D.C. AIDS providers protest de-funding (FCN, 03-17-2005)
WASHINGTON (FinalCall.com) – HIV/AIDS providers, stunned by the city’s recent de-funding of their programs, received a reprieve with a three-month extension to continue serving patients until the city’s administrative chaos is worked out.
It’s considered a small victory for residents of the District, which has the highest per capita HIV/AIDS infection rate in the country, with Black women leading the infection rate.
“This extension of funding is what I recommended when I testified before Councilman David Catania. This problem needs to be sorted out, but services don’t have to be interrupted while that happens,” explained Dr. Abdul Alim Muhammad, board chair and medical director of the Abundant Life Clinic (ALC), who criticized the city for its de facto suspension of services without any explanation.
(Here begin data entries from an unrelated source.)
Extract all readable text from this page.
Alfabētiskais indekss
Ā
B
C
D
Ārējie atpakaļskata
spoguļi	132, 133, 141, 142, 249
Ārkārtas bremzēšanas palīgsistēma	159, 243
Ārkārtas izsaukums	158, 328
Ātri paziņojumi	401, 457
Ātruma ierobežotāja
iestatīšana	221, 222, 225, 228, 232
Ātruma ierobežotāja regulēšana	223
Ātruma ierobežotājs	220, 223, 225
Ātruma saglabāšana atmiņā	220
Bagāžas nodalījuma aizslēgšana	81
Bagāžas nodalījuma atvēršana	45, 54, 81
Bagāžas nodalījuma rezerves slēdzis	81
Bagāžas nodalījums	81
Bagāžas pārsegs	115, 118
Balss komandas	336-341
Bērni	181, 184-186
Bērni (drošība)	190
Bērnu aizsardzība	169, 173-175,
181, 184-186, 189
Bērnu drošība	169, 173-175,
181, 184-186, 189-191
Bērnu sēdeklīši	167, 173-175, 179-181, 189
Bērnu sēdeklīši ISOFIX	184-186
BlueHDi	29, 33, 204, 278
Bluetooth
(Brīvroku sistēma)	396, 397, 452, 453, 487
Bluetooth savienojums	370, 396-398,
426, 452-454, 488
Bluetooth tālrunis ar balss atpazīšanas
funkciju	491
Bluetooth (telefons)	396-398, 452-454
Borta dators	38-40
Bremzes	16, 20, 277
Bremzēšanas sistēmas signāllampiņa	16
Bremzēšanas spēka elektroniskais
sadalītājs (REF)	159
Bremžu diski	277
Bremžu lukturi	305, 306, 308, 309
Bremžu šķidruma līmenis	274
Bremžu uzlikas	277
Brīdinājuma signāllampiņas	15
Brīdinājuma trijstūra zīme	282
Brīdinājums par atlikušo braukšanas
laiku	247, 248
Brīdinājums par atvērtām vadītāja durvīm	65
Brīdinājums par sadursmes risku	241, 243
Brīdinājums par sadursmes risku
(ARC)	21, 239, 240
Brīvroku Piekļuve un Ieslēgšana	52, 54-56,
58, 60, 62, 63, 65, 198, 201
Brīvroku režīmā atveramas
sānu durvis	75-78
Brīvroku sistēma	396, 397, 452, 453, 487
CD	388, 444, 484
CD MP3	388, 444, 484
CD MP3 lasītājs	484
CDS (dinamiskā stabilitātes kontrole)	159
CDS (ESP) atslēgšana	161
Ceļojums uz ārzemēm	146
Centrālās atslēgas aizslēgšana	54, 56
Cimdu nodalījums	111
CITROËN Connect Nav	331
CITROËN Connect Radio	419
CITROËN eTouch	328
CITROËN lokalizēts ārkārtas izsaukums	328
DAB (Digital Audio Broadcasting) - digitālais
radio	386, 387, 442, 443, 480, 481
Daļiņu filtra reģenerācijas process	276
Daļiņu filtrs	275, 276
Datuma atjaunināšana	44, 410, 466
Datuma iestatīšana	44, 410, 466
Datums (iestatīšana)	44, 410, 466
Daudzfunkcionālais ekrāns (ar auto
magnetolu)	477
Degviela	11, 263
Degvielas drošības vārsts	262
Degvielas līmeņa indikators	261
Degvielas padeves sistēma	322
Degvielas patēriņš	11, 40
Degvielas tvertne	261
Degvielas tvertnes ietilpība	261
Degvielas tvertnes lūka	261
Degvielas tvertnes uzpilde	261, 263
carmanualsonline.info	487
When the clinic’s staff was notified in February that their funding was being eliminated, they first thought of the patients who would have nowhere to go for treatment. They immediately began a plan of action with other providers in the same situation.
The service providers met Mar. 14 with Dr. Gregg Pane, D.C. director of the Department of Health, to express their discontent with the new way the city is doing business in the HIV/AIDS Administration. The meeting hosted the most prominent AIDS agencies in the city, including the Whitman Walker Clinic, Us Helping Us, Damien Ministries and the Women’s Collective.
“There were over 40 agencies there and it was a big mess,” explained Michael Muhammad, executive director of the ALC. “The agencies voiced their outrage and concern over the suspension of funding, mismanagement of funds, late invoicing procedures and the excessive bureaucracy. Everyone across the city is serving patients out of their own funds and many have had to lay off staff.”
A subsequent special oversight hearing Mar. 17 with City Councilman David Catania, who heads the Committee on Health, witnessed one provider after another testify to the absurdity of the grant review process. Dr. Pane testified to the challenges of the program.
“It is the providers and this department that must work together to ensure there is no break in services, regardless of whether a grant award letter has been received,” he said.
He explained that 90 percent of the new cases in the metropolitan area are Black people, 30 percent are women, of whom 96 percent are Black.
The main issues surround questions of how much money is available to providers and who gets the money. Providers contend that the money is being misappropriated, those providers that need it don’t get nearly enough, and the process to get the money is far from fair and equitable.
The Ryan White Care Act funds care and support programs for low-income HIV-positive citizens. It was passed in 1990, reauthorized in 1996 and again in 2000, for a five-year period. The Act had its budget reduced from its FY 2004 appropriation of $2.04 billion to its current appropriation of $1.7 billion, according to an HHS press release.
HHS Secretary Mike Leavitt announced Mar. 2 the release of 174 grants, worth nearly $1.7 billion, to help all 50 states, nine U.S. territories, 51 cities hit hard by HIV/AIDS, and 64 community-based organizations.
Mr. Catania also questioned the city’s grants review process.
“It’s a corrupt process,” explained Dr. Muhammad. “They’re doing their best to cover it up. They’re going to use the same review process to analyze the grants. Will it provide different results? We don’t know. We’ve asked if they will use different reviewers and have gotten two different answers. Which version is the truth? We don’t know.”
He further contended, “More of the same confusion that got us here in the first place is contaminating the decision-making process.”
A follow-up hearing is scheduled for the next committee meeting to be held in June.